Confessions of a Procrastination Junkie
You may be reading this as the clock ticks down on the deadline for that essay. Here you are again, desperately typing away to reach the minimum word count, while frequently taking short breaks to keep your mind from frazzling. Rest assured that many others face similar plights daily. So many, have fallen into the trap of putting things off until tomorrow again and again until there is no tomorrow and the midnight deadline fast approaches.
As a teacher, I have spoken with many students who waited until the night before, morning of, or even the minutes prior to class in order to complete their assignment. On multiple occasions, I have watched students on one end of the classroom scurry to complete their work as I start collecting papers from the other side. It is a habit, and a widespread one. I think the only way to beat it is to take the wording a step further. Procrastination is an addiction.
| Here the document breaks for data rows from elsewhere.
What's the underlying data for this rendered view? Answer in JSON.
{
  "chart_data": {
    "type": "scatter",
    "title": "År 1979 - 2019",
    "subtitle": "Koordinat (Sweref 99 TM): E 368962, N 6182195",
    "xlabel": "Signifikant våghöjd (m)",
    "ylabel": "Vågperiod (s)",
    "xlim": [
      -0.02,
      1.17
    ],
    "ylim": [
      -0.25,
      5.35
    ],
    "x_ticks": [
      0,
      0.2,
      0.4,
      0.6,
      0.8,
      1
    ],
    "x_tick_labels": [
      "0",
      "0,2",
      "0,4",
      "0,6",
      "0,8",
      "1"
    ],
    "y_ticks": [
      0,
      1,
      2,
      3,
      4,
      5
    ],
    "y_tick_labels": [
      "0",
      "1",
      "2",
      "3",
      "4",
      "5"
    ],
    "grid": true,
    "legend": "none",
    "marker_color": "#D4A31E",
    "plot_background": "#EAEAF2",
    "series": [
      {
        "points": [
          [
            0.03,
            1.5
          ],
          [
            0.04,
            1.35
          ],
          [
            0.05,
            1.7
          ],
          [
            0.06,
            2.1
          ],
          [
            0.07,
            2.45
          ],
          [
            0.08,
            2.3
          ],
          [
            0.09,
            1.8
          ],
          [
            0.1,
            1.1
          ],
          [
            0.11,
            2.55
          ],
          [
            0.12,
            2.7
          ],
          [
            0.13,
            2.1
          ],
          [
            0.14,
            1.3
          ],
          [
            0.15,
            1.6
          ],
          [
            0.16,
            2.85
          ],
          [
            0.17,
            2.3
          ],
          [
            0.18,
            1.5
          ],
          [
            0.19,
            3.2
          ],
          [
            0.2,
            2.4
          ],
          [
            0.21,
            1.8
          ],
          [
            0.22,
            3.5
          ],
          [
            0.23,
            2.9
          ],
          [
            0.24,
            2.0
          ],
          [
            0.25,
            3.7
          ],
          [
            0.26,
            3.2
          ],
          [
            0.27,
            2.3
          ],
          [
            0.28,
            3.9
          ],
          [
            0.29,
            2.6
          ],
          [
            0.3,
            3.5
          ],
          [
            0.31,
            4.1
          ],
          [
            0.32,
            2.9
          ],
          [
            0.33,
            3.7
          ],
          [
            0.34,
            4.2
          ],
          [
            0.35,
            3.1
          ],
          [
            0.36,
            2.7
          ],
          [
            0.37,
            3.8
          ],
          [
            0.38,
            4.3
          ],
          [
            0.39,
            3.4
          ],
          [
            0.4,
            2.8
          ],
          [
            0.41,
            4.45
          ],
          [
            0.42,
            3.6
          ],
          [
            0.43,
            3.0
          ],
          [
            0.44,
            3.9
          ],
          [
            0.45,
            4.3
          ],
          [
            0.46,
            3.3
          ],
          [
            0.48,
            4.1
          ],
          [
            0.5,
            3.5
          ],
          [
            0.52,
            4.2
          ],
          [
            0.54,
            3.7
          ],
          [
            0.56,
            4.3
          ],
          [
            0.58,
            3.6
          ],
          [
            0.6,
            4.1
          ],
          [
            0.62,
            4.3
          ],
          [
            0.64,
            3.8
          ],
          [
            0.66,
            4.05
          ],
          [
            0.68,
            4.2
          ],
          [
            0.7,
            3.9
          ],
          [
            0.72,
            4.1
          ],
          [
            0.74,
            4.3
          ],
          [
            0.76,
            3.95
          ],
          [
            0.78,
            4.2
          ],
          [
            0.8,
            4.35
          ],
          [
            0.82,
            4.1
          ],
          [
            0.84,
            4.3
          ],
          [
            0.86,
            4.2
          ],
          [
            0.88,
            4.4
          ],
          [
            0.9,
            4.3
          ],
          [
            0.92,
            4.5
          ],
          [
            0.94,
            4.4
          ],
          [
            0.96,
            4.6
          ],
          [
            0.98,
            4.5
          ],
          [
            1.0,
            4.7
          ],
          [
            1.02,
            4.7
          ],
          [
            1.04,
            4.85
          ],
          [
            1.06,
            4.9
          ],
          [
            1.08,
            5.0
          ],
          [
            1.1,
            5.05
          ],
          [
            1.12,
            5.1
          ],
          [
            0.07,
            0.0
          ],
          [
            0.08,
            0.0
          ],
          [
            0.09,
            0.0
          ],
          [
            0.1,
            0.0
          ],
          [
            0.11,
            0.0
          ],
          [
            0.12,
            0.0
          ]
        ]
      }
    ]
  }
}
We are addicted to the immediate gains of putting off work. It means we get to relax in the immediate moment, and that gives us a short-term pleasure boost. Giving in to short-term gain for long-term suffering is not all that different from drug use. Eventually, habits become subconscious and we act without fully realizing our actions. In order to beat any problem, we have to accept it as a problem. Yet we also have to accept the reasons why we do it – we have to find the good in our addiction.
Aside from that short-term burst of endorphins, students often speak of their love of pressure. Many of us think that the pressure of a deadline pushes us to work harder and produce a better end product. Time and time again, experiments have shown that humans make worse decisions when under pressure. Many people think that pressure drives results, but it does so at a cost.
This ties into one last cause of procrastination I have seen, not only in students but in myself. After much deliberation, I realized that I put things off as a protective measure. By waiting until the last minute, you are physically incapable of giving a task your all. I realized I gave myself no choice but to rush. If the task ultimately failed, I could put the blame on my procrastination. I preferred thinking I could have done better over giving it my all, failing, and discovering my limits. I became addicted to this safety net which coddled me.
Beating an addiction means fully analyzing it. You need to make sense of why you procrastinate, and from there determine the value and damage that results from it. Only then can you see its addictive nature, its misleading positives, and the hindrance it places on your potential. By facing those realities instead of a clock ticking down to midnight, you can take action now.